Qualitative Comparisons. Figure 3 visually presents a comparison of breast lesion segmentation results obtained from our network and three other methods across various input video frames. Apparently, our method accurately segments breast lesions of the input ultrasound video frames, although these target breast lesions have varied sizes and diverse shapes in the input video frames.

4.2 Ablation Study

To evaluate the effectiveness of the major components in our network, we constructed three baseline networks. The first one (denoted as “Basic”) removed the localization encoder branch and replaced our FLA modules with a simple feature concatenation and a 1 \(\times \) 1 convolutional layer. The second and third baseline networks (named “Basic+FLA” and “Basic+LB”) incorporate the FLA module and the localization branch into the basic network, respectively. Table 3 reports the quantitative results of our method and three baseline networks. The superior metric performance of “Basic+FLA” and “Basic+LB” compared to “Basic” clearly indicates that our FLA module and the localization encoder branch effectively enhance the breast lesion segmentation performance in ultrasound videos. Then, the superior performance of “Basic+FLA+LB” over “Basic+FLA” and “Basic+LB” demonstrate that combining our FLA module and the localization encoder branch can incur a more accurate segmentation result. Moreover, our method has larger Dice, Jaccard, F1-score results and a smaller MAE result than “Basic+FLA+LB”, which shows that our location-based contrastive loss has its contribution to the success of our video breast lesion segmentation method.

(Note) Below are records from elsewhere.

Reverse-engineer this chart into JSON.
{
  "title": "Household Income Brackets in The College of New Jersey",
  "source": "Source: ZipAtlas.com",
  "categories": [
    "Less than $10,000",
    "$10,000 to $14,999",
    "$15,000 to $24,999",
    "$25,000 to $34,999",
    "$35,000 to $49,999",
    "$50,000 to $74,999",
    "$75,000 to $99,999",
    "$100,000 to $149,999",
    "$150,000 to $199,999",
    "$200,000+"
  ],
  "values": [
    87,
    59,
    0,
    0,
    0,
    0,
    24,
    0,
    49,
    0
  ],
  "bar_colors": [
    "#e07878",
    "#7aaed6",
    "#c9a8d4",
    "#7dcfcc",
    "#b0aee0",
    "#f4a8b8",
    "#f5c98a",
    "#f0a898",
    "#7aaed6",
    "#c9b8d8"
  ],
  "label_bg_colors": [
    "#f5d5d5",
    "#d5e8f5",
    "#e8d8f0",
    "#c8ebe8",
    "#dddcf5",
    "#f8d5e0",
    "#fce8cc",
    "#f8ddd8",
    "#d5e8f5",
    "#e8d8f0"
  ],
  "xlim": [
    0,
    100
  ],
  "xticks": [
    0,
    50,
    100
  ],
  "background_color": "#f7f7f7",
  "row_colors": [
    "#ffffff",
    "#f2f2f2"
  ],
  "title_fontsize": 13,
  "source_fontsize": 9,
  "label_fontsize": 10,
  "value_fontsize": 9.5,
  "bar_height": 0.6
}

Table 4. Quantitative comparison results on different video polyp segmentation datasets. For more quantitative results please refer to the supplementary material.

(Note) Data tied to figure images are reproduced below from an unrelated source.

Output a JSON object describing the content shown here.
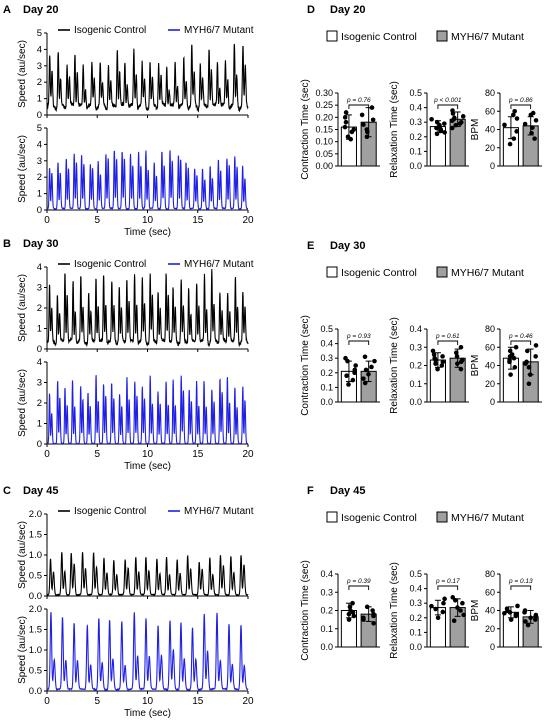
{
  "figure": {
    "panels_left": [
      {
        "letter": "A",
        "day": "Day 20",
        "legend": [
          "Isogenic Control",
          "MYH6/7 Mutant"
        ],
        "top_ylabel": "Speed (au/sec)",
        "bottom_ylabel": "Speed (au/sec)",
        "xlabel": "Time (sec)"
      },
      {
        "letter": "B",
        "day": "Day 30",
        "legend": [
          "Isogenic Control",
          "MYH6/7 Mutant"
        ],
        "top_ylabel": "Speed (au/sec)",
        "bottom_ylabel": "Speed (au/sec)",
        "xlabel": "Time (sec)"
      },
      {
        "letter": "C",
        "day": "Day 45",
        "legend": [
          "Isogenic Control",
          "MYH6/7 Mutant"
        ],
        "top_ylabel": "Speed (au/sec)",
        "bottom_ylabel": "Speed (au/sec)",
        "xlabel": "Time (sec)"
      }
    ],
    "panels_right": [
      {
        "letter": "D",
        "day": "Day 20",
        "legend": [
          "Isogenic Control",
          "MYH6/7 Mutant"
        ],
        "subplots": [
          {
            "ylabel": "Contraction Time (sec)",
            "p": "p = 0.76"
          },
          {
            "ylabel": "Relaxation Time (sec)",
            "p": "p < 0.001"
          },
          {
            "ylabel": "BPM",
            "p": "p = 0.86"
          }
        ]
      },
      {
        "letter": "E",
        "day": "Day 30",
        "legend": [
          "Isogenic Control",
          "MYH6/7 Mutant"
        ],
        "subplots": [
          {
            "ylabel": "Contraction Time (sec)",
            "p": "p = 0.93"
          },
          {
            "ylabel": "Relaxation Time (sec)",
            "p": "p = 0.61"
          },
          {
            "ylabel": "BPM",
            "p": "p = 0.46"
          }
        ]
      },
      {
        "letter": "F",
        "day": "Day 45",
        "legend": [
          "Isogenic Control",
          "MYH6/7 Mutant"
        ],
        "subplots": [
          {
            "ylabel": "Contraction Time (sec)",
            "p": "p = 0.39"
          },
          {
            "ylabel": "Relaxation Time (sec)",
            "p": "p = 0.17"
          },
          {
            "ylabel": "BPM",
            "p": "p = 0.13"
          }
        ]
      }
    ]
  },
  "colors": {
    "control": "#000000",
    "mutant": "#1f1fe6",
    "mutant_bar": "#a0a0a0",
    "control_bar": "#ffffff",
    "axis": "#000000"
  },
  "chart_data": [
    {
      "id": "A-top",
      "type": "line",
      "xlim": [
        0,
        20
      ],
      "ylim": [
        0,
        5
      ],
      "xticks": [
        "0",
        "5",
        "10",
        "15",
        "20"
      ],
      "yticks": [
        "0",
        "1",
        "2",
        "3",
        "4",
        "5"
      ],
      "series": [
        {
          "name": "Isogenic Control",
          "color": "#000000",
          "beats": 24,
          "peak_mean": 3.1,
          "peak_var": 0.7,
          "baseline": 0.9,
          "double": 0.55
        }
      ]
    },
    {
      "id": "A-bottom",
      "type": "line",
      "xlim": [
        0,
        20
      ],
      "ylim": [
        0,
        5
      ],
      "xticks": [
        "0",
        "5",
        "10",
        "15",
        "20"
      ],
      "yticks": [
        "0",
        "1",
        "2",
        "3",
        "4",
        "5"
      ],
      "series": [
        {
          "name": "MYH6/7 Mutant",
          "color": "#1f1fe6",
          "beats": 25,
          "peak_mean": 3.0,
          "peak_var": 0.6,
          "baseline": 0.15,
          "double": 0.8
        }
      ]
    },
    {
      "id": "B-top",
      "type": "line",
      "xlim": [
        0,
        20
      ],
      "ylim": [
        0,
        4
      ],
      "xticks": [
        "0",
        "5",
        "10",
        "15",
        "20"
      ],
      "yticks": [
        "0",
        "1",
        "2",
        "3",
        "4"
      ],
      "series": [
        {
          "name": "Isogenic Control",
          "color": "#000000",
          "beats": 26,
          "peak_mean": 2.9,
          "peak_var": 0.6,
          "baseline": 0.6,
          "double": 0.6
        }
      ]
    },
    {
      "id": "B-bottom",
      "type": "line",
      "xlim": [
        0,
        20
      ],
      "ylim": [
        0,
        4
      ],
      "xticks": [
        "0",
        "5",
        "10",
        "15",
        "20"
      ],
      "yticks": [
        "0",
        "1",
        "2",
        "3",
        "4"
      ],
      "series": [
        {
          "name": "MYH6/7 Mutant",
          "color": "#1f1fe6",
          "beats": 26,
          "peak_mean": 2.9,
          "peak_var": 0.5,
          "baseline": 0.05,
          "double": 0.7
        }
      ]
    },
    {
      "id": "C-top",
      "type": "line",
      "xlim": [
        0,
        20
      ],
      "ylim": [
        0,
        2.0
      ],
      "xticks": [
        "0",
        "5",
        "10",
        "15",
        "20"
      ],
      "yticks": [
        "0.0",
        "0.5",
        "1.0",
        "1.5",
        "2.0"
      ],
      "series": [
        {
          "name": "Isogenic Control",
          "color": "#000000",
          "beats": 19,
          "peak_mean": 0.92,
          "peak_var": 0.12,
          "baseline": 0.05,
          "double": 0.65
        }
      ]
    },
    {
      "id": "C-bottom",
      "type": "line",
      "xlim": [
        0,
        20
      ],
      "ylim": [
        0,
        2.0
      ],
      "xticks": [
        "0",
        "5",
        "10",
        "15",
        "20"
      ],
      "yticks": [
        "0.0",
        "0.5",
        "1.0",
        "1.5",
        "2.0"
      ],
      "series": [
        {
          "name": "MYH6/7 Mutant",
          "color": "#1f1fe6",
          "beats": 17,
          "peak_mean": 1.7,
          "peak_var": 0.2,
          "baseline": 0.07,
          "double": 0.45
        }
      ]
    },
    {
      "id": "D-contraction",
      "type": "bar",
      "ylim": [
        0,
        0.3
      ],
      "yticks": [
        "0.00",
        "0.05",
        "0.10",
        "0.15",
        "0.20",
        "0.25",
        "0.30"
      ],
      "categories": [
        "Isogenic Control",
        "MYH6/7 Mutant"
      ],
      "values": [
        0.16,
        0.18
      ],
      "sd": [
        0.05,
        0.06
      ],
      "points": [
        [
          0.12,
          0.14,
          0.15,
          0.16,
          0.18,
          0.2,
          0.22,
          0.11
        ],
        [
          0.12,
          0.15,
          0.17,
          0.19,
          0.21,
          0.24,
          0.14
        ]
      ]
    },
    {
      "id": "D-relaxation",
      "type": "bar",
      "ylim": [
        0,
        0.5
      ],
      "yticks": [
        "0.0",
        "0.1",
        "0.2",
        "0.3",
        "0.4",
        "0.5"
      ],
      "categories": [
        "Isogenic Control",
        "MYH6/7 Mutant"
      ],
      "values": [
        0.27,
        0.32
      ],
      "sd": [
        0.04,
        0.05
      ],
      "points": [
        [
          0.22,
          0.24,
          0.26,
          0.27,
          0.28,
          0.3,
          0.32,
          0.25,
          0.29,
          0.23
        ],
        [
          0.26,
          0.28,
          0.3,
          0.32,
          0.34,
          0.36,
          0.38,
          0.31,
          0.33,
          0.29
        ]
      ]
    },
    {
      "id": "D-bpm",
      "type": "bar",
      "ylim": [
        0,
        80
      ],
      "yticks": [
        "0",
        "20",
        "40",
        "60",
        "80"
      ],
      "categories": [
        "Isogenic Control",
        "MYH6/7 Mutant"
      ],
      "values": [
        42,
        44
      ],
      "sd": [
        12,
        10
      ],
      "points": [
        [
          24,
          30,
          38,
          45,
          52,
          56,
          60
        ],
        [
          30,
          36,
          42,
          46,
          50,
          56,
          58
        ]
      ]
    },
    {
      "id": "E-contraction",
      "type": "bar",
      "ylim": [
        0,
        0.5
      ],
      "yticks": [
        "0.0",
        "0.1",
        "0.2",
        "0.3",
        "0.4",
        "0.5"
      ],
      "categories": [
        "Isogenic Control",
        "MYH6/7 Mutant"
      ],
      "values": [
        0.21,
        0.21
      ],
      "sd": [
        0.07,
        0.07
      ],
      "points": [
        [
          0.12,
          0.15,
          0.18,
          0.2,
          0.22,
          0.25,
          0.28,
          0.3
        ],
        [
          0.13,
          0.16,
          0.19,
          0.22,
          0.24,
          0.28,
          0.31
        ]
      ]
    },
    {
      "id": "E-relaxation",
      "type": "bar",
      "ylim": [
        0,
        0.4
      ],
      "yticks": [
        "0.0",
        "0.1",
        "0.2",
        "0.3",
        "0.4"
      ],
      "categories": [
        "Isogenic Control",
        "MYH6/7 Mutant"
      ],
      "values": [
        0.23,
        0.24
      ],
      "sd": [
        0.04,
        0.05
      ],
      "points": [
        [
          0.18,
          0.2,
          0.22,
          0.23,
          0.24,
          0.26,
          0.28,
          0.21,
          0.25
        ],
        [
          0.18,
          0.21,
          0.23,
          0.25,
          0.27,
          0.3,
          0.22
        ]
      ]
    },
    {
      "id": "E-bpm",
      "type": "bar",
      "ylim": [
        0,
        80
      ],
      "yticks": [
        "0",
        "20",
        "40",
        "60",
        "80"
      ],
      "categories": [
        "Isogenic Control",
        "MYH6/7 Mutant"
      ],
      "values": [
        48,
        44
      ],
      "sd": [
        12,
        14
      ],
      "points": [
        [
          30,
          38,
          44,
          48,
          52,
          56,
          60,
          46,
          50
        ],
        [
          20,
          30,
          38,
          44,
          50,
          56,
          62,
          42
        ]
      ]
    },
    {
      "id": "F-contraction",
      "type": "bar",
      "ylim": [
        0,
        0.4
      ],
      "yticks": [
        "0.0",
        "0.1",
        "0.2",
        "0.3",
        "0.4"
      ],
      "categories": [
        "Isogenic Control",
        "MYH6/7 Mutant"
      ],
      "values": [
        0.2,
        0.18
      ],
      "sd": [
        0.04,
        0.04
      ],
      "points": [
        [
          0.15,
          0.17,
          0.19,
          0.2,
          0.22,
          0.24,
          0.18
        ],
        [
          0.13,
          0.15,
          0.17,
          0.18,
          0.2,
          0.22,
          0.16
        ]
      ]
    },
    {
      "id": "F-relaxation",
      "type": "bar",
      "ylim": [
        0,
        0.5
      ],
      "yticks": [
        "0.0",
        "0.1",
        "0.2",
        "0.3",
        "0.4",
        "0.5"
      ],
      "categories": [
        "Isogenic Control",
        "MYH6/7 Mutant"
      ],
      "values": [
        0.27,
        0.27
      ],
      "sd": [
        0.05,
        0.06
      ],
      "points": [
        [
          0.2,
          0.24,
          0.26,
          0.28,
          0.3,
          0.33
        ],
        [
          0.18,
          0.22,
          0.25,
          0.27,
          0.3,
          0.32,
          0.34
        ]
      ]
    },
    {
      "id": "F-bpm",
      "type": "bar",
      "ylim": [
        0,
        80
      ],
      "yticks": [
        "0",
        "20",
        "40",
        "60",
        "80"
      ],
      "categories": [
        "Isogenic Control",
        "MYH6/7 Mutant"
      ],
      "values": [
        38,
        33
      ],
      "sd": [
        6,
        7
      ],
      "points": [
        [
          30,
          34,
          36,
          38,
          40,
          42,
          45,
          37
        ],
        [
          24,
          28,
          30,
          33,
          35,
          38,
          40,
          32
        ]
      ]
    }
  ]
}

4.3 Generalizability of Our Network

To further evaluate the effectiveness of our FLA-Net, we extend its application to the task of video polyp segmentation. Following the experimental protocol employed in a recent study on video polyp segmentation [8], we retrain our network and present quantitative results on two benchmark datasets, namely CVC-300-TV [2] and CVC-612-V [3]. Table 4 showcases the Dice, IoU, \(S_{\alpha }\), \(E_{\phi }\), and MAE results achieved by our network in comparison to state-of-the-art methods on these two datasets. Our method demonstrates clear superiority over state-of-the-art methods in terms of Dice, IoU, \(E_{\phi }\), and MAE on both the CVC-300-TV and CVC-612-V datasets. Specifically, our method enhances the Dice score from 0.840 to 0.874, the IoU score from 0.745 to 0.789, the \(E_{\phi }\) score from 0.921 to 0.969, and reduces the MAE score from 0.013 to 0.010 for the CVC-300-TV dataset. Similarly, for the CVC-612-V dataset, our method achieves improvements of 0.012, 0.014, 0.019, and 0 in Dice, IoU, \(E_{\phi }\), and MAE scores, respectively. Although our \(S_{\alpha }\) results (0.907 on CVC-300-TV and 0.920 on CVC-612-V) take the 2nd rank, they are very close to the best \(S_{\alpha }\) results, which are 0.909 on CVC-300-TV and 0.923 on CVC-612-V. Hence, the superior metric results obtained by our network clearly demonstrate its ability to accurately segment polyp regions more effectively than state-of-the-art video polyp segmentation methods.

5 Conclusion

In this study, we introduce a novel approach for segmenting breast lesions in ultrasound videos, leveraging a larger dataset consisting of 572 videos containing a total of 34,300 annotated frames. We introduce a frequency and location feature aggregation network that incorporates frequency-based temporal feature learning, an auxiliary prediction of breast lesion location, and a location-based contrastive loss. Our proposed method surpasses existing state-of-the-art techniques in terms of performance on our annotated dataset as well as two publicly available video polyp segmentation datasets. These outcomes serve as compelling evidence for the effectiveness of our approach in achieving accurate breast lesion segmentation in ultrasound videos.